Yukarıdaki cümleleri yazdıktan sonra kendi kendime gururlandım..

Bu akıllar benden mi çıktı, deyip uzun uzun ekrana baktım.. Keşke yazarken etrafta görgü tanığı olsaydı..

Yine de tedbir olarak “Duygulam ve simgelembilim” danışmanım Kemal Yıldırım’ı çağırıp yazdıklarımı gösterdim, içimden kopan duygu seline onu da ortak ettim.. Demek ki kendimi kasmadığımda böyle cümleler yazabiliyorum.. Hem de bir demokrat olarak..

Bu bağlamda Aziz Nesin üstadın da öte dünyadan müdahil edildiği “İnönü demokrat mıydı faşist miydi?” tartışmasına katkı yapabileceğim inancı bende yükseliyor..

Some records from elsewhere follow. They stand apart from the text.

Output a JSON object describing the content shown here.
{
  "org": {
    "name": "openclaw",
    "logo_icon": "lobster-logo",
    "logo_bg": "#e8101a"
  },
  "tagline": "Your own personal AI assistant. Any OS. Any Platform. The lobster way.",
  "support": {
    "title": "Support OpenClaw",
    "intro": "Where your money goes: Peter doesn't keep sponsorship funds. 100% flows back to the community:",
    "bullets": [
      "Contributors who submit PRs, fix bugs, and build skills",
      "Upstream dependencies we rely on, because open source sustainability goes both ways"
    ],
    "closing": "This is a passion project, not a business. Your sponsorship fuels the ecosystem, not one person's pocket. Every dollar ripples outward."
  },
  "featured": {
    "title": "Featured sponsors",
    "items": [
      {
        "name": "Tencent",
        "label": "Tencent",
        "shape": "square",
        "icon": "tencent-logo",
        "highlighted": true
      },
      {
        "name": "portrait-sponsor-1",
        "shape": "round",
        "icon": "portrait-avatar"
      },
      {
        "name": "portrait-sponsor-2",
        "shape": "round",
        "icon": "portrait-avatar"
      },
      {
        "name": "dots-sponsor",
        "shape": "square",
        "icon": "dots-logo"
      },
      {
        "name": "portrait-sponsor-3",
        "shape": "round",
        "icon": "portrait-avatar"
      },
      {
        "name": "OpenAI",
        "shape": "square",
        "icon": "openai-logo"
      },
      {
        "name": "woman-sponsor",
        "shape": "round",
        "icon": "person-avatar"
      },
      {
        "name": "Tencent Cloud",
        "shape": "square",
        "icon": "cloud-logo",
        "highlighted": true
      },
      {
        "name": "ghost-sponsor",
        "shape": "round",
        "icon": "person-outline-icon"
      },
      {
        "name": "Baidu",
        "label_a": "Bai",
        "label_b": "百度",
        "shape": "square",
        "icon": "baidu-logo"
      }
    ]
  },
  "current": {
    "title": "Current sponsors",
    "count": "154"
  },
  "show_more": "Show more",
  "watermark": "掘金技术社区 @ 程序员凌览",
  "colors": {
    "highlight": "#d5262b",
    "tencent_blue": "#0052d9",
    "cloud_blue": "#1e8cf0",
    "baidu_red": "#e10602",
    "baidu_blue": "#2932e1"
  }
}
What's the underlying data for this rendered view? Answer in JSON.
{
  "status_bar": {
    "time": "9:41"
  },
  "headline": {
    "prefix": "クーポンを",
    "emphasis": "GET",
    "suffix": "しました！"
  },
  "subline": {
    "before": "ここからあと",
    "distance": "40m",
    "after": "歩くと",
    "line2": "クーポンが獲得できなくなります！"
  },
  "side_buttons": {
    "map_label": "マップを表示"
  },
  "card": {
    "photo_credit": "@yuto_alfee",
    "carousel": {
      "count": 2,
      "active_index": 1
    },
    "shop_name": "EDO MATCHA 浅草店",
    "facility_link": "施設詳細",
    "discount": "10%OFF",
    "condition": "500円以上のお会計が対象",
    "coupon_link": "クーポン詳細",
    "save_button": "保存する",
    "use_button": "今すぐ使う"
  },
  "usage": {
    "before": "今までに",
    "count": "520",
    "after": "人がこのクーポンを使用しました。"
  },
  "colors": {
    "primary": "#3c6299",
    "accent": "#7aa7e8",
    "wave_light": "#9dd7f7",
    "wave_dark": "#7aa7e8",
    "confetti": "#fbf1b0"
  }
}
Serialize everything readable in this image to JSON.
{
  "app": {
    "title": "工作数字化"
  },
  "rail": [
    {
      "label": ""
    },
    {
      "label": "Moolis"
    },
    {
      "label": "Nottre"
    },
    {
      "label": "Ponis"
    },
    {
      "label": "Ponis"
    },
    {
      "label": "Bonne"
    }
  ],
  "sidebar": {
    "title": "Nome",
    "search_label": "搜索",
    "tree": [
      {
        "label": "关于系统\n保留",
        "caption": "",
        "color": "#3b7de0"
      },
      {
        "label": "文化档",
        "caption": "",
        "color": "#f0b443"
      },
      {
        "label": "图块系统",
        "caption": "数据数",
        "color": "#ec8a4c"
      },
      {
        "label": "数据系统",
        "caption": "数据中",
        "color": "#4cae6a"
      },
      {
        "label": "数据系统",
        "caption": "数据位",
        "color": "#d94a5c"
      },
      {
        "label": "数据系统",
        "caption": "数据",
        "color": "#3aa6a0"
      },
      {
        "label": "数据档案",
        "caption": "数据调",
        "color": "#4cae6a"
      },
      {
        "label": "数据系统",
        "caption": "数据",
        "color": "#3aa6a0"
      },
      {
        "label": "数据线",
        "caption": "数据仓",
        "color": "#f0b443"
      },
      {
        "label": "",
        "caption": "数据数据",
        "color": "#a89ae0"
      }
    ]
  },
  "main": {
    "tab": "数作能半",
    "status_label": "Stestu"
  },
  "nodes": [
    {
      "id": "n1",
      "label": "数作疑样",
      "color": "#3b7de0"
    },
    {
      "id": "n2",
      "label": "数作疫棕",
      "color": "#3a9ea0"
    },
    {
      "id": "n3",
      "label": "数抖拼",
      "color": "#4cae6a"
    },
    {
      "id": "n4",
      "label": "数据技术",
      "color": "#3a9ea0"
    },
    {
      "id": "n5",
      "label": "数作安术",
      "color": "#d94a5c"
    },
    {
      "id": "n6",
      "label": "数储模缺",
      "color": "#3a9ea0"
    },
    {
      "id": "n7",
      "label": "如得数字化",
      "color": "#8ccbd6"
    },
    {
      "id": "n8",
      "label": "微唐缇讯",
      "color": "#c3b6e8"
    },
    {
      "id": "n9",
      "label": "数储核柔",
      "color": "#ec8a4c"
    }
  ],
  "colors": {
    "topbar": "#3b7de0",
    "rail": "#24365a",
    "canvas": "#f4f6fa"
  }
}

Lafın burasında tartışmacılara rica edeceğim..

Yan toplara çıkarken tarih ve sosyoloji biliminin sınırları içinde kalalım.. Kasti faul yapmayalım..

Bir yerden sonra “aile büyüklerimizin cinsel tercihlerine” karşılıklı göndermeler yaparak zenginleştirmeye çalışmayalım..

***


Akıl zorlaması biiir..

Bir siyasi figürün tanımlanmasında “Rahmetli demokrat mıydı faşit miydi?” sorusundan yola çıkılmaz..

“Rahmetli bir elli dokuz boyunda mıydı bir altmış iki mi?” diye sorsaydık haklıydık..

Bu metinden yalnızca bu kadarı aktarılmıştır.